In theory what you suggest is pretty standard text book, and in fact Keynes makes exactly this point in his book The General Theory of Employment, Interest and Money as a way of getting a grip on the idea of interest and "Time-Value of Money" (don't have copy to hand, will update reference when I get a moment).

The problems come, as always, in the details - in fact in details that you have glossed over in your original set up.

If these 10 apples can be traded for those 20 oranges, then how can you be sure that another 10 apples can also be traded for a different 20 oranges. Or even, are we sure 100 apples can be traded for 200 oranges?

Adding the dimension of time to this, creates even more problems, but putting those aside the relationship you are looking for is

$$F=S_0e^{rT}$$

That is the future price ($F$) is equal to the price now ($S_0$), inflated by the time value of money.

Now back to apples and oranges. Are we certain that 10 apples now is the same as 10 apples in the future? Or more pertinently does the 10:20 apple:orange exchange rate persist into the future? Probably not.

Apples and oranges are both seasonal, and also suffer seasonal demand. We could image that apples are easy to come by now, but hard to get in 6 months time, vs oranges. Since you can't store them, this has to be reflected in the futures price. This means you will get a different $e^{rT}$ value for apples and oranges

These main causes of these difference are usually broken down thus

• Storage costs: can the thing be stored and delivered at the future date? If so how much does it cost to store?
• Carry: How much do you earn holding the thing for longer
• Convenience yield: How much premium are you willing to pay for the convenience of having it to hand?
• Credit risk: How much do you trust that the person will deliver (to the best of my knowledge there are no apple or orange futures, so we would be talking about a forward contract)

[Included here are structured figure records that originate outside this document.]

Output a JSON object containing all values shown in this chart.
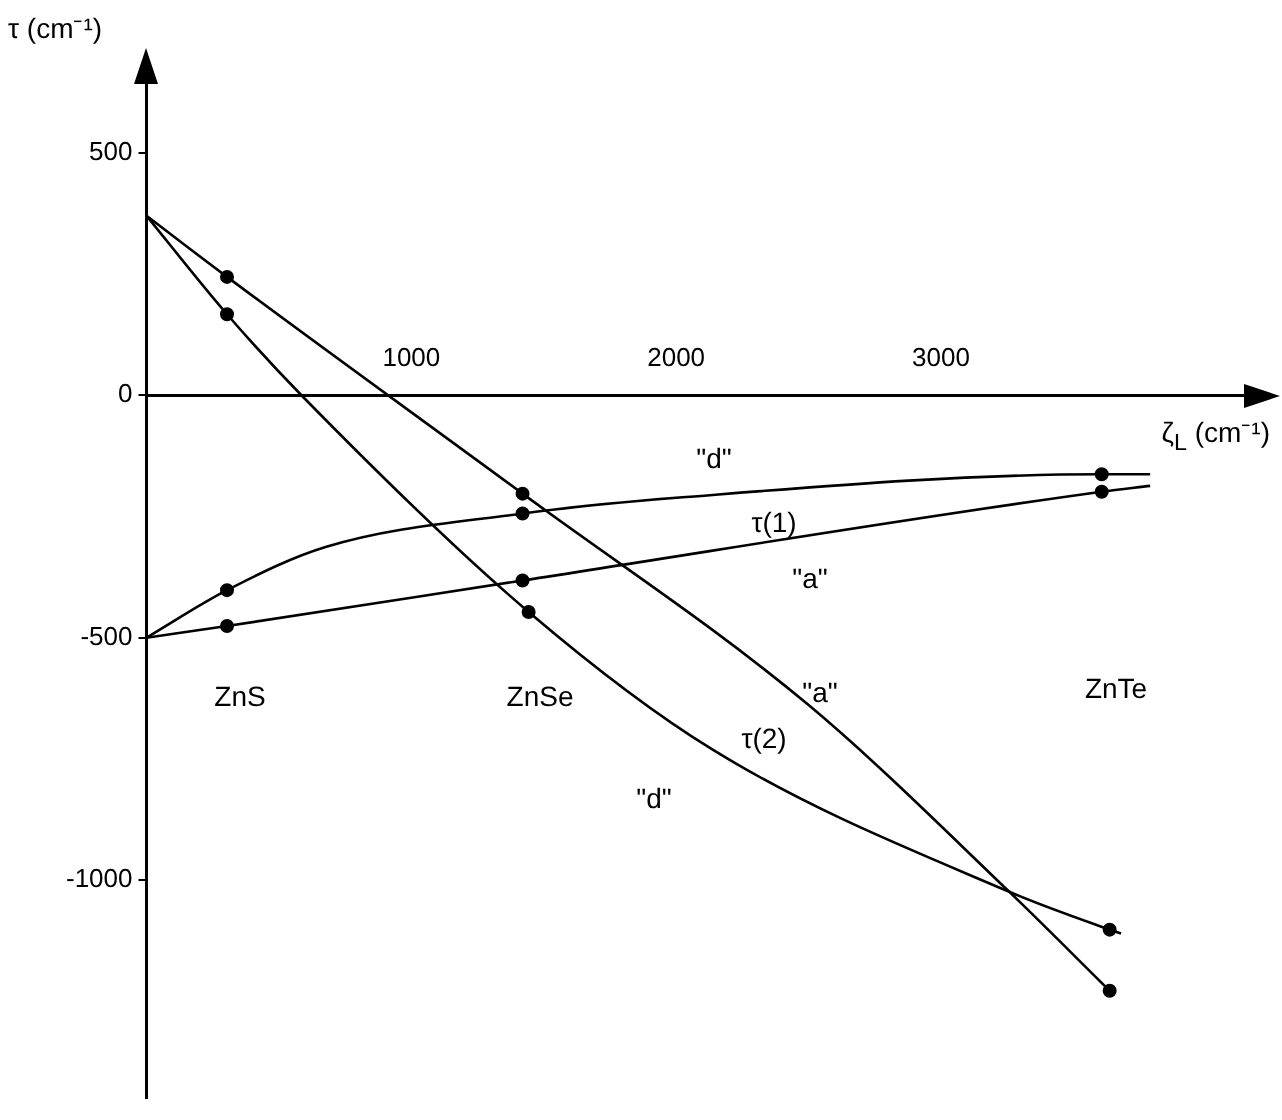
{
  "chart_data": {
    "type": "line",
    "xlabel": "ζ$_{L}$ (cm⁻¹)",
    "ylabel": "τ (cm⁻¹)",
    "xlim": [
      0,
      4250
    ],
    "ylim": [
      -1450,
      650
    ],
    "xticks": [
      1000,
      2000,
      3000
    ],
    "yticks": [
      500,
      0,
      -500,
      -1000
    ],
    "grid": false,
    "legend": false,
    "line_style": "solid",
    "marker": "none",
    "series": [
      {
        "color": "#000000",
        "x": [
          0,
          304,
          1420,
          2498,
          3258,
          3637
        ],
        "values": [
          370,
          244,
          -203,
          -638,
          -1024,
          -1228
        ]
      },
      {
        "color": "#000000",
        "x": [
          0,
          304,
          585,
          1443,
          2141,
          3258,
          3637,
          3680
        ],
        "values": [
          370,
          167,
          0,
          -447,
          -732,
          -1024,
          -1102,
          -1110
        ]
      },
      {
        "color": "#000000",
        "x": [
          0,
          304,
          676,
          1420,
          2012,
          3607,
          3790
        ],
        "values": [
          -500,
          -402,
          -313,
          -244,
          -211,
          -163,
          -163
        ]
      },
      {
        "color": "#000000",
        "x": [
          0,
          304,
          1420,
          3607,
          3790
        ],
        "values": [
          -500,
          -476,
          -382,
          -199,
          -187
        ]
      },
      {
        "type": "scatter",
        "color": "#000000",
        "marker": "circle",
        "x": [
          304,
          304,
          304,
          304,
          1420,
          1443,
          1420,
          1420,
          3607,
          3607,
          3637,
          3637
        ],
        "values": [
          244,
          167,
          -402,
          -476,
          -203,
          -447,
          -244,
          -382,
          -163,
          -199,
          -1102,
          -1228
        ]
      }
    ],
    "annotations": [
      "ZnS",
      "ZnSe",
      "ZnTe",
      "\"d\"",
      "τ(1)",
      "\"a\"",
      "\"a\"",
      "τ(2)",
      "\"d\""
    ]
  }
}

Take all these into account, and you have a commodity implied measure of future inflation. Of course, inflation as usually considered also includes services and retail products, on which there are very few (no?) futures/forwards. If you could find iPad futures and child care futures, then you would in theory be there.

For interest rates, the theory(spelled out as the Fisher equation) is that there are two components to the nominal interest rate. These are the real interest rate and the expected inflation. The real interest rate codifies the economy's 'urgency' or time preference: the idea that you prefer consuming now than tomorrow and so you need to be compensated for postponing your consumption. The expected inflation part is the one that compensates you for the change in prices between now and the future. In the data, these can be calculated from the differences in the yields of inflation-adjusted government bonds (TIPS) and traditional government bonds (Treasuries).

For futures, the basic idea is that the price (F) in a commodity future contract is indeed sort of the market's guess of the price of the commodity in the future. It would seem like the current spot price (S) is lower (higher) than F, then markets expect an increase (decrease) in the price of that commodity.

But this is not the only thing going on. For example, in times when producers would like to insure against changes in the price of their output, they will be willing to contract at a lower price than what they expect in the future. Similarly, when consumers would like to insure against changes in the price of their inputs, they will be willing to contract at a higher price than the one they expect in the future.

Typically you'd expect speculators that see a futures price that looks like it's below the expected spot price to enter into the futures contracts, hold on to them and then deliver the commodity to the spot market when the contract expires.

The difference between the current spot price and the futures price then is limited by the ability of producers to store their product, the ability of speculators, consumers and producers to absorb the risks, and so on. (The factors mentioned by @Corone)